Il Milan si chiudeva in difesa, perché aveva capito che l'abbrivio favorevole del primo tempo era sfumato e il Genoa continuava a crederci nonostante lo svantaggio. Il Diavolo si salvava su una papera in uscita di Donnarumma grazie a Kjaer e Tomori, che tenevano in piedi la squadra su una doppia battuta rossoblu a porta sguarnita. Alla fine, il fischio finale di Calvarese era una liberazione. Per quante difficoltà si sia procurato il Milan, comunque, non si dovrebbe parlare di una vittoria fortunata. In un certo senso, il Milan ha raccolto quello che la traversa di Kessie gli aveva negato contro la Sampdoria. E poi va sottolineata la capacità dei rossoneri di tenere il risultato con i denti soffrendo come una provinciale, un po' come a Oporto contro il Rio Ave.

Non si può più ignorare, tuttavia, che il Diavolo non finisce mai l'avversario. E' come un cacciatore troppo timido che si aspetta dalla preda ferita chi lo sa quale insidia e non osa avvicinarsi, ma spera che muoia da sé. Il problema è che, se la preda si riprende, quel cacciatore finisce per correre più rischi che avvicinandosi quando è moribonda. Infatti, una cosa è attaccare quando il rivale è in difficoltà, magari col morale sotto i tacchi, altra cosa è doverlo fare dopo che questi ha segnato e ha il morale alle stelle.
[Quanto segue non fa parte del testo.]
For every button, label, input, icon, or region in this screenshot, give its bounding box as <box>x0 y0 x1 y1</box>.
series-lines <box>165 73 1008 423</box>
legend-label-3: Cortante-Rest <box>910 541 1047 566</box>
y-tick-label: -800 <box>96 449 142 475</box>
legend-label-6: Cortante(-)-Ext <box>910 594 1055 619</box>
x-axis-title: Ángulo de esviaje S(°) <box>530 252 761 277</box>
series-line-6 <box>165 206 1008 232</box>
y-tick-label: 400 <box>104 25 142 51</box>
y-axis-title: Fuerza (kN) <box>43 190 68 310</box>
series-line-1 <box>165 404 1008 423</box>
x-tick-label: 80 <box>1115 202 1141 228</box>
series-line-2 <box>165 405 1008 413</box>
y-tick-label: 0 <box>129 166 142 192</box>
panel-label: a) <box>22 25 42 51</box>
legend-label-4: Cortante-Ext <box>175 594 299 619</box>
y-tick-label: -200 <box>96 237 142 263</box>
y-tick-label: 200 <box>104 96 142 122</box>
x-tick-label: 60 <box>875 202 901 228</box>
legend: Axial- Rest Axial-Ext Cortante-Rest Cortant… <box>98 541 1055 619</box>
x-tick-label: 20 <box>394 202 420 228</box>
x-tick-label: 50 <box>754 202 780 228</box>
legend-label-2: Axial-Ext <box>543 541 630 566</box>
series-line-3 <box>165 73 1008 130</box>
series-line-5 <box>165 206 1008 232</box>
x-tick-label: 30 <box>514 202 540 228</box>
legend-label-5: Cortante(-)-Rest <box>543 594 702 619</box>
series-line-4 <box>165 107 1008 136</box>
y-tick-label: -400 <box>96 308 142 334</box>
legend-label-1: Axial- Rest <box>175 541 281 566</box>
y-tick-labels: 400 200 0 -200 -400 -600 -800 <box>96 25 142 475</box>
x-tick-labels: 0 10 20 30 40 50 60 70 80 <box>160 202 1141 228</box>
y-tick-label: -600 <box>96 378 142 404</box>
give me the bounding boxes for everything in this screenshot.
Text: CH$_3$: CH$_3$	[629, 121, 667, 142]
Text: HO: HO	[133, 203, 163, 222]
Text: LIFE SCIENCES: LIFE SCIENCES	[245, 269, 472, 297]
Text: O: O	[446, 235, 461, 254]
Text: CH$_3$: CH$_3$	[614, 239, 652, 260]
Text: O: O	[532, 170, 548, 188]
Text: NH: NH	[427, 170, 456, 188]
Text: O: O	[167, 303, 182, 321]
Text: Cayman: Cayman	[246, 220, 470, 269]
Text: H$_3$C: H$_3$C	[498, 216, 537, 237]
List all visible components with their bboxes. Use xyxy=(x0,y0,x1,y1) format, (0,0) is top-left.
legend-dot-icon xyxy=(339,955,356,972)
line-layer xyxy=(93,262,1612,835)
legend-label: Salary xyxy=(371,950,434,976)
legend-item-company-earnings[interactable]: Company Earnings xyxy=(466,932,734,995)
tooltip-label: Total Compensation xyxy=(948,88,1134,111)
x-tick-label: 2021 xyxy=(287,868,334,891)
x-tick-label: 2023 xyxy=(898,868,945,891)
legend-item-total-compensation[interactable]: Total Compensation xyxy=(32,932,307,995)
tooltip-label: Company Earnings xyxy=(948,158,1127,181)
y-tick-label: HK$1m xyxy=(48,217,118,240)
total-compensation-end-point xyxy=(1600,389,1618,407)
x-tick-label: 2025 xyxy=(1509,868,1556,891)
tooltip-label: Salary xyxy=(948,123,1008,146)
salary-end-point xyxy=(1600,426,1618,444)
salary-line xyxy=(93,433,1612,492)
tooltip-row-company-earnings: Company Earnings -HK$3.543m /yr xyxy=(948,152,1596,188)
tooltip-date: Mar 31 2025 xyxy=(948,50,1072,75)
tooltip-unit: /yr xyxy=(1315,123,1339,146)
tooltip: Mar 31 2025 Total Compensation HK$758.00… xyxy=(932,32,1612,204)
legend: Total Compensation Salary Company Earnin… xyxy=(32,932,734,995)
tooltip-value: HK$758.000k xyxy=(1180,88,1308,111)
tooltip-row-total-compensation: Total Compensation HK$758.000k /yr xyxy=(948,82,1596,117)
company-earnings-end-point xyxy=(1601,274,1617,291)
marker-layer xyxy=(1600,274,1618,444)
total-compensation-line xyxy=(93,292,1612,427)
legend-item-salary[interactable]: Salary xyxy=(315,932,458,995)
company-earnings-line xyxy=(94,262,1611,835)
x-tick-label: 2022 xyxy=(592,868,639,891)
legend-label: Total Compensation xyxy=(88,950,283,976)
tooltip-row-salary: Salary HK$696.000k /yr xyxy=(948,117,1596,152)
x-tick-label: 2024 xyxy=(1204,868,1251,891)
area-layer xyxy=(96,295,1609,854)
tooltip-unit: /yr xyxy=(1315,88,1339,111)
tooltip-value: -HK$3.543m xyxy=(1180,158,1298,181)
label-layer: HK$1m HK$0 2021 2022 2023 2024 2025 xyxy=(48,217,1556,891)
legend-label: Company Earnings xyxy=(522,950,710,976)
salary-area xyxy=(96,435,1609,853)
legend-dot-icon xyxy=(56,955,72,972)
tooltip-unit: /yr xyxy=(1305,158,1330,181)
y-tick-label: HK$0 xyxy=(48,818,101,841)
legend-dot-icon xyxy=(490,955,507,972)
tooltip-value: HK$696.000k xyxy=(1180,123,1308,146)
Un altro discorso è quello di Diaz. Come ho scritto sopra, non c'è nulla da dire sulla serietà e l'impegno del ragazzo, ma è un fatto che nei grandi spazi scompare, perché le leve corte e il passo limitato favoriscono lo spunto breve in 2-3 metri e non le scorribande sulla fascia come quelle di Saelemaekers. In un certo senso, il suo ingresso non ha apportato benefici alla squadra in fase di attacco, così come ha reso ancora più leggero il settore destro del Milan in fase difensiva. Giorni fa, Pioli aveva dichiarato che Diaz poteva fare l'ala destra e ha voluto dimostrarlo, con quali risultati lo hanno visto tutti.